Le Ministère du travail a émis une recommandation suivant laquelle le salarié de retour d’une zone identifiée comme à risque doit en informer son employeur avant la reprise du travail. Cette information n’est pas requise si un proche du salarié revient de l’une de ces zones en ayant suivi les recommandations sanitaires.
Comment évaluer le risque ?
L’évaluation des risques auxquels sont exposés les travailleurs est conduite sous la responsabilité de l’employeur.
Cette évaluation est consignée dans le document unique d’évaluation des risques professionnels (DUERP) (C. trav., art.

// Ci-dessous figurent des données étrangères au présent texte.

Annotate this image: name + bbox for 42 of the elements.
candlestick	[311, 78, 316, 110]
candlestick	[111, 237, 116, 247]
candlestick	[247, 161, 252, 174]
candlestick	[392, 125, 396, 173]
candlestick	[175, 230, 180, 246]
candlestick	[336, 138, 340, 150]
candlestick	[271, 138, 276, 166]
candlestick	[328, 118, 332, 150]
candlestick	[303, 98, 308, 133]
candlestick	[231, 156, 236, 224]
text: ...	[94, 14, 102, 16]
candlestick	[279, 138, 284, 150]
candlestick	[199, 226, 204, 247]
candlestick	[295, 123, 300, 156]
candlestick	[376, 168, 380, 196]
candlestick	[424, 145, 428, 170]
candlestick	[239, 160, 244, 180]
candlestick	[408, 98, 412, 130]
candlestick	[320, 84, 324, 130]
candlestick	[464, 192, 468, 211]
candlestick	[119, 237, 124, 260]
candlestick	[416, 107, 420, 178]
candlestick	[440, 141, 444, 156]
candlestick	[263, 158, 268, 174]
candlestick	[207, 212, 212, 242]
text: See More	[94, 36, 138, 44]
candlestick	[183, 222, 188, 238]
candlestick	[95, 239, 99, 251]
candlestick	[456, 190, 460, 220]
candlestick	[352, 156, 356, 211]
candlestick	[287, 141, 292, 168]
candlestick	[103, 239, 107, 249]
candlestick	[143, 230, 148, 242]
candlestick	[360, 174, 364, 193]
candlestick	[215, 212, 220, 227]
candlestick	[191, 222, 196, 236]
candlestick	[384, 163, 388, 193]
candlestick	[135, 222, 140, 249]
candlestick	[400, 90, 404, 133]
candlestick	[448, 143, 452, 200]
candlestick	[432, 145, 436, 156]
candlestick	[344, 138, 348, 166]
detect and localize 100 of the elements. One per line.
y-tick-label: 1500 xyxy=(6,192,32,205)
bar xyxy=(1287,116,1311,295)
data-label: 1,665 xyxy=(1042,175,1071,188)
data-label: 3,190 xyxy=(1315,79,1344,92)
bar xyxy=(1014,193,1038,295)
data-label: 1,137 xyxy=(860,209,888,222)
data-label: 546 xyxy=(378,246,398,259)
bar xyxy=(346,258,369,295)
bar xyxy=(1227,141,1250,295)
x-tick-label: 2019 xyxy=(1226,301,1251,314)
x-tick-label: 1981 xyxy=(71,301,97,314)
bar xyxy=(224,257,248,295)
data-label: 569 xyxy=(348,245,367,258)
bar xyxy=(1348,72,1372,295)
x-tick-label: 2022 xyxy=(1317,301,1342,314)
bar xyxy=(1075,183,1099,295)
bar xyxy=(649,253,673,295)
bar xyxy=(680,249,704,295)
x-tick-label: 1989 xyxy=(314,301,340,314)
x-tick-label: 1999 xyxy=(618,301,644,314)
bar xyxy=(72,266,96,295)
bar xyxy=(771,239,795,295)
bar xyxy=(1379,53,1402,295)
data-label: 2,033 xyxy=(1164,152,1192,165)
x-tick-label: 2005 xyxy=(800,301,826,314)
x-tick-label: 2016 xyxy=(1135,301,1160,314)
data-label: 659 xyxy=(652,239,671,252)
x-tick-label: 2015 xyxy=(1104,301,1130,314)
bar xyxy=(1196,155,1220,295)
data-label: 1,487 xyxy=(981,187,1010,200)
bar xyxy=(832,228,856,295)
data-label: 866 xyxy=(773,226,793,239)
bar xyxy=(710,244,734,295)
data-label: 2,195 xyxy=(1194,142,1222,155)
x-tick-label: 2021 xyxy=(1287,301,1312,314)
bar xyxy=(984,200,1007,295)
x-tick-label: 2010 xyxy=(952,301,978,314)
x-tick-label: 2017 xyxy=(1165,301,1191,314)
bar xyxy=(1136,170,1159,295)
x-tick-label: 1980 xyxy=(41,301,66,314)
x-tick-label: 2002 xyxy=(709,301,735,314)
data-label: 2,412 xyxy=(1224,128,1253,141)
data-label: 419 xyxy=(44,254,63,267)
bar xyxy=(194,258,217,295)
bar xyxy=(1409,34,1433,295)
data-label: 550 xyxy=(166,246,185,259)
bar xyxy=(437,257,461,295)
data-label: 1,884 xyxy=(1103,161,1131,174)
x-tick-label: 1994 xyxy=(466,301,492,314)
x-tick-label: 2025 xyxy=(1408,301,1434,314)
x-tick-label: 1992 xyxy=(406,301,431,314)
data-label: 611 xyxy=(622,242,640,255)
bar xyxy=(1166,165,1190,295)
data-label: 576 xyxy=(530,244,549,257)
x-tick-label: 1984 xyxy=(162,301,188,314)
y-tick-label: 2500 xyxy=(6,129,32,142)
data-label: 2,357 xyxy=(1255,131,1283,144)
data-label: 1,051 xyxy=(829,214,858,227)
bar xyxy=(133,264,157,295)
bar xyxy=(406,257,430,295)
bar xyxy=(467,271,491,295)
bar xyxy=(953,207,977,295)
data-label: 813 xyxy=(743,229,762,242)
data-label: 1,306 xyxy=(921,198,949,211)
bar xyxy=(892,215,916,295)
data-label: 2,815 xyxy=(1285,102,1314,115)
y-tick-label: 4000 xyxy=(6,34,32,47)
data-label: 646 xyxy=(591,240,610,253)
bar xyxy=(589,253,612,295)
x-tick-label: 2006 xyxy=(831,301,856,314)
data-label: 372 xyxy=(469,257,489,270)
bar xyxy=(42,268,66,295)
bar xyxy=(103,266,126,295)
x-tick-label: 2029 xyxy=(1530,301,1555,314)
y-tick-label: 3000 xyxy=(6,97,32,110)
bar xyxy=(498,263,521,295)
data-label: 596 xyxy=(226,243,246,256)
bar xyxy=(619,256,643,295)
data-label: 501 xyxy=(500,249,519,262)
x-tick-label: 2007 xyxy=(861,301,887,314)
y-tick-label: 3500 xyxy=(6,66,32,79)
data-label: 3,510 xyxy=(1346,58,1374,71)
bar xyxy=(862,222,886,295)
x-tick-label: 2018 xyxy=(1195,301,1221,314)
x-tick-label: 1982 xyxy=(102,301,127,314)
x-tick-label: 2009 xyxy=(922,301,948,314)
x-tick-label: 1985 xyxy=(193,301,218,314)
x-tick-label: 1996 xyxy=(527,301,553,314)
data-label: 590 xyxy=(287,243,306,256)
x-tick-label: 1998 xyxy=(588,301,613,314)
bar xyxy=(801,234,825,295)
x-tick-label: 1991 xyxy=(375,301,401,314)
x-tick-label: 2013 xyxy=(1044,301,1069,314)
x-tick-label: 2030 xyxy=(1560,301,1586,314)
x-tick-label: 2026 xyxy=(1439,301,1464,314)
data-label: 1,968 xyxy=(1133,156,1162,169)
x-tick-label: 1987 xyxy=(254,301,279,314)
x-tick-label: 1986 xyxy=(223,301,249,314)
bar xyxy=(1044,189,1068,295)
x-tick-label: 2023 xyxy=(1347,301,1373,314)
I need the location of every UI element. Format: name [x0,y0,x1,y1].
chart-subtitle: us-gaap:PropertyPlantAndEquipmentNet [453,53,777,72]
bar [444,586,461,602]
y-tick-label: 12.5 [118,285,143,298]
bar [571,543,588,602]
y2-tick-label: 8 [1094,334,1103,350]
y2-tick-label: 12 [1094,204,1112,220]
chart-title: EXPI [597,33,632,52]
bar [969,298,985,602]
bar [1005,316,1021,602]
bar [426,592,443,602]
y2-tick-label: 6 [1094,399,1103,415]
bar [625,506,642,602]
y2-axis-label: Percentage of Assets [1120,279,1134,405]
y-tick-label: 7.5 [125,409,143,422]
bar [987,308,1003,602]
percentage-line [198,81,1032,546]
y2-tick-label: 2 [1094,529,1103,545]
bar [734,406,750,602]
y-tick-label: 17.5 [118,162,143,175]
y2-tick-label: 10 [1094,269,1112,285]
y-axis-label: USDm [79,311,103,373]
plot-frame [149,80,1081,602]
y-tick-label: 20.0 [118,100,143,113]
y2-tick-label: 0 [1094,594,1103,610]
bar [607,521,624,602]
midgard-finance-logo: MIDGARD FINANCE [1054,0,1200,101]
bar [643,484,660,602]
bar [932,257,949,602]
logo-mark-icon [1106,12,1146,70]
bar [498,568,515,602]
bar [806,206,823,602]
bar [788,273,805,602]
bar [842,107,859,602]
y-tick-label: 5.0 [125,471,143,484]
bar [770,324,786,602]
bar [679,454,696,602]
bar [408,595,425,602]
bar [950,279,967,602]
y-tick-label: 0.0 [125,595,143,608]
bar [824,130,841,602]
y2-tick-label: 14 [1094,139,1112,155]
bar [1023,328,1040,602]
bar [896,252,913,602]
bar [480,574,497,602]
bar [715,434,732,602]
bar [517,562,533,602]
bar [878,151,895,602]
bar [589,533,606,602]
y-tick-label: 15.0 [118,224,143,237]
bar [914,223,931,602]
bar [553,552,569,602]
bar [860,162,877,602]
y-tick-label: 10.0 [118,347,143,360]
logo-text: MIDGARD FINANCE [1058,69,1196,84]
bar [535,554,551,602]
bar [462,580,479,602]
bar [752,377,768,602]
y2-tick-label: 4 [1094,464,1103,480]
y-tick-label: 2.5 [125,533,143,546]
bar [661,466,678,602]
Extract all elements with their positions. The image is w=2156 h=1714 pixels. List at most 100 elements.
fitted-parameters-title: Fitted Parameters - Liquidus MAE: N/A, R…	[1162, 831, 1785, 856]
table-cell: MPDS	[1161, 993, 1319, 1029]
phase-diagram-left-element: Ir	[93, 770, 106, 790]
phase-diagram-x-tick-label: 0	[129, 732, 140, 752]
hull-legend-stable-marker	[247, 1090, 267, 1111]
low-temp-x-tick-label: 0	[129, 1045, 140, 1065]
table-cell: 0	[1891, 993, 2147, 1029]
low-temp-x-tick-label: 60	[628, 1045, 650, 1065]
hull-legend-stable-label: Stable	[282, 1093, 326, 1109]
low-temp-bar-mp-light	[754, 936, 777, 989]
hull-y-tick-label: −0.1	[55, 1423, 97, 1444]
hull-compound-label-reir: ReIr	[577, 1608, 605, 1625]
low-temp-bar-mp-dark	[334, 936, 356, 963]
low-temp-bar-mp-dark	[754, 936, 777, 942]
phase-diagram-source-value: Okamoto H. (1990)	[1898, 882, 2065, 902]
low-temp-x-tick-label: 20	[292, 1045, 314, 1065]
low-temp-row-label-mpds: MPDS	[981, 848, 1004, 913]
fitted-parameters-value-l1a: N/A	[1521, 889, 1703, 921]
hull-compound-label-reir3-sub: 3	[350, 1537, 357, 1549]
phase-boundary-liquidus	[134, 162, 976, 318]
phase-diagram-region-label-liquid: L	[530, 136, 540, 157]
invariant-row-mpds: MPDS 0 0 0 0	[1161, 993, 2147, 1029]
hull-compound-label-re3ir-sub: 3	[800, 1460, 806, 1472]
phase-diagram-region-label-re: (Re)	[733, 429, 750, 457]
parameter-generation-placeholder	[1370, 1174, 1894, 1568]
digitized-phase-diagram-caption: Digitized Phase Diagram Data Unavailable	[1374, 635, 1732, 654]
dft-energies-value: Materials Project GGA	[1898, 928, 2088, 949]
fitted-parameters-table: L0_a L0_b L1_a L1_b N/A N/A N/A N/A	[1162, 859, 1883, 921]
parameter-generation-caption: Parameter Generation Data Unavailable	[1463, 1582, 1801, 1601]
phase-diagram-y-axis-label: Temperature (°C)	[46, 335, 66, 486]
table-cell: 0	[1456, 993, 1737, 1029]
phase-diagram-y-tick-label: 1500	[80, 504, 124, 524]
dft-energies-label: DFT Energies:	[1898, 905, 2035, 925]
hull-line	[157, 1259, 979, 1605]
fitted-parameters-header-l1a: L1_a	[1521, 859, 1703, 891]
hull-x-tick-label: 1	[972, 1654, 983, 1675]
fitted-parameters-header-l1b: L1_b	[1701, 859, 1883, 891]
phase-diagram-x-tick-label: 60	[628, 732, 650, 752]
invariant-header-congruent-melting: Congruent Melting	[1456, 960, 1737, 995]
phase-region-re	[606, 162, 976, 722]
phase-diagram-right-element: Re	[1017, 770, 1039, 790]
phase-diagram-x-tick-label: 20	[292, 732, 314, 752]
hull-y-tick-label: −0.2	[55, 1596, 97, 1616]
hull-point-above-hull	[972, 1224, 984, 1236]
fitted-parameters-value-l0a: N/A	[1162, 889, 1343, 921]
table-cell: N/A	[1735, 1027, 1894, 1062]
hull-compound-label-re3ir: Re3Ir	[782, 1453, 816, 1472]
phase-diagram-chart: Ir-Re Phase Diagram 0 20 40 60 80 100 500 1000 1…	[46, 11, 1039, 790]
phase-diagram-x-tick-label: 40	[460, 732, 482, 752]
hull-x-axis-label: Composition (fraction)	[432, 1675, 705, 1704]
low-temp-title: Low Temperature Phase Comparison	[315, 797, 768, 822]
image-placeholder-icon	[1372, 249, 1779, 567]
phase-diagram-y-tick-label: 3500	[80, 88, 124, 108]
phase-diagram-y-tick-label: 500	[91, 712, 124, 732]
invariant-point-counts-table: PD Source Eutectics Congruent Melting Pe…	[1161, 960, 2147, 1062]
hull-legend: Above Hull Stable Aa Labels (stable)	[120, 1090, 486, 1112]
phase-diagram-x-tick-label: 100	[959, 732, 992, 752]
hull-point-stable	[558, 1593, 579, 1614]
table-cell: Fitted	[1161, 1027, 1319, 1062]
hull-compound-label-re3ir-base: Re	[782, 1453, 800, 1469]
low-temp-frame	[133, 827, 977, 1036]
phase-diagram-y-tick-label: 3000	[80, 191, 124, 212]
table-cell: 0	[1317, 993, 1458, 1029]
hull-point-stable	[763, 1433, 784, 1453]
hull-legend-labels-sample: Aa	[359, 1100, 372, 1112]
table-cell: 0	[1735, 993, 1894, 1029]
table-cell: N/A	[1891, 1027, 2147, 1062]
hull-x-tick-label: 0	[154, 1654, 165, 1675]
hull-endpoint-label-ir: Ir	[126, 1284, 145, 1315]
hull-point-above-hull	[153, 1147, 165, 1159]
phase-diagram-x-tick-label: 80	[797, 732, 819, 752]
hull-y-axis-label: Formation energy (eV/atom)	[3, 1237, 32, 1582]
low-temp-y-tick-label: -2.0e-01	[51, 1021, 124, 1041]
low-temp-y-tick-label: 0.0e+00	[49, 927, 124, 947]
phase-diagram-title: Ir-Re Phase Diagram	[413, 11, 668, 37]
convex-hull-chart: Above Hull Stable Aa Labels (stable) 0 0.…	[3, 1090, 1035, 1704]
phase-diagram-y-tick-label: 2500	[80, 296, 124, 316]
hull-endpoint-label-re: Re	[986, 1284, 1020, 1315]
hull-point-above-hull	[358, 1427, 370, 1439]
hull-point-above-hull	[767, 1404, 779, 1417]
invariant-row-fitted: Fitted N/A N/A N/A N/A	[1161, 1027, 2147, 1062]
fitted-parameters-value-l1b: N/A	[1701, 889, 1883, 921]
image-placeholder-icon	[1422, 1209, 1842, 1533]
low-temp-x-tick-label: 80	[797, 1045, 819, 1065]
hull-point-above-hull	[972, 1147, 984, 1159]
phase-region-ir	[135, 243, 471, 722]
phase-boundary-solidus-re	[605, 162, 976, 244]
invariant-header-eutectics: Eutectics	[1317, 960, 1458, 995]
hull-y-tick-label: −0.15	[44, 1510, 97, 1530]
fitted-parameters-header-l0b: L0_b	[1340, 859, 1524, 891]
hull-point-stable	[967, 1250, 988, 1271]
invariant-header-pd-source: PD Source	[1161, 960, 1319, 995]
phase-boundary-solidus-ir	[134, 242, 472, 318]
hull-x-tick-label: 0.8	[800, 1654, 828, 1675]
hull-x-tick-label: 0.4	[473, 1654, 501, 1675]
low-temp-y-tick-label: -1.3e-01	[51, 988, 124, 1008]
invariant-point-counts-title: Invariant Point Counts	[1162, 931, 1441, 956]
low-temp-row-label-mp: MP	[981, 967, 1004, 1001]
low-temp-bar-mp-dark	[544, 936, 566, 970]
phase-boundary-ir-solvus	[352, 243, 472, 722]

R. 4121-1).
Le risque de pandémie doit donc désormais être pris en compte dans ce document unique et la cartographie des risques dans l’entreprise doit également être réétudiée avec précision, poste par poste.
Ainsi, la liste des postes présentant des risques particuliers doit être identifiés.
Une attention particulière doit être portée concernant les postes impliquant un contact régulier avec le public. Le médecin du travail et le CSE doivent être consultés (C. trav. art. R. 4624-23).
Quelles mesures prendre ?
Les mesures de prévention visent à maîtriser les risques évalués et doivent tenir compte du changement des circonstances et évidemment du coronavirus (C. trav., art. L 4121-1).
Si la nature de l’activité de l’entreprise ou le poste le permet, le télétravail est la solution à privilégier.
A défaut, les mesures de préventions doivent porter sur les éléments suivants :
- fourniture de savon ou solution hydro-alcoolique,
- limiter au strict nécessaire les réunions et limiter aussi les regroupements de salariés dans des espaces réduits,
- fourniture de masques, etc
- aménagement de poste ou des lieux de travail afin de respecter une distance physique minimale,
- entretien et nettoyage régulier des locaux,
- interdiction des déplacements professionnels susceptibles d’être différés.
S’agissant du port des masques, qui fait polémique, il faut rappeler que pour la pandémie grippale, le port de masque FFP2, qui protège son porteur, est recommandé s’agissant des salariés en contact étroit et régulier avec le public (Circ. DGT 2009/16, 3 juill. 2009).
Le port de masques étant recommandé par les autorités sanitaires pour la pandémie grippale, pourquoi ne l’est-il pas s’agissant du coronavirus ?
Si l’entreprise n’est pas en mesure de mettre en place ce type de mesures, mon conseil est simple et clair : il faut fermer provisoirement, sauf à se focaliser sur la seule logique économique en s’exposant à un risque majeur sur le plan sanitaire.
Les salariés ont également le droit d’exercer leur droit de retrait en l’absence mesures d’hygiène recommandées par les autorités sanitaires, et notamment l’OMS.
Concernant les restaurants d’entreprise, ils peuvent rester ouverts mais doivent être aménagés pour laisser un mètre de distance entre les places à table. Par ailleurs, l’étalement des horaires de repas est recommandé.
Que faire en présence d’un salarié atteint par le coronavirus ?
Le Code du travail pose un principe de non-discrimination en raison de l’état de santé du salarié (C. trav., art. L. 1132-1 et s.).
Si l’employeur peut proposer au salarié de suspendre son contrat de travail et de rester chez lui, en revanche, il ne peut pas lui imposer.
Il lui appartient de signaler sans délai et de prendre rendez-vous avec le médecin du travail afin que soit prise une décision liée à l’état de santé du salarié (C. trav., art. L. 4624-9.).
Le médecin du travail a un rôle exclusif de prévention des risques professionnels et d’information de l’employeur et des salariés.
Mais il ne peut prescrire, pour rappel, d’arrêt de travail.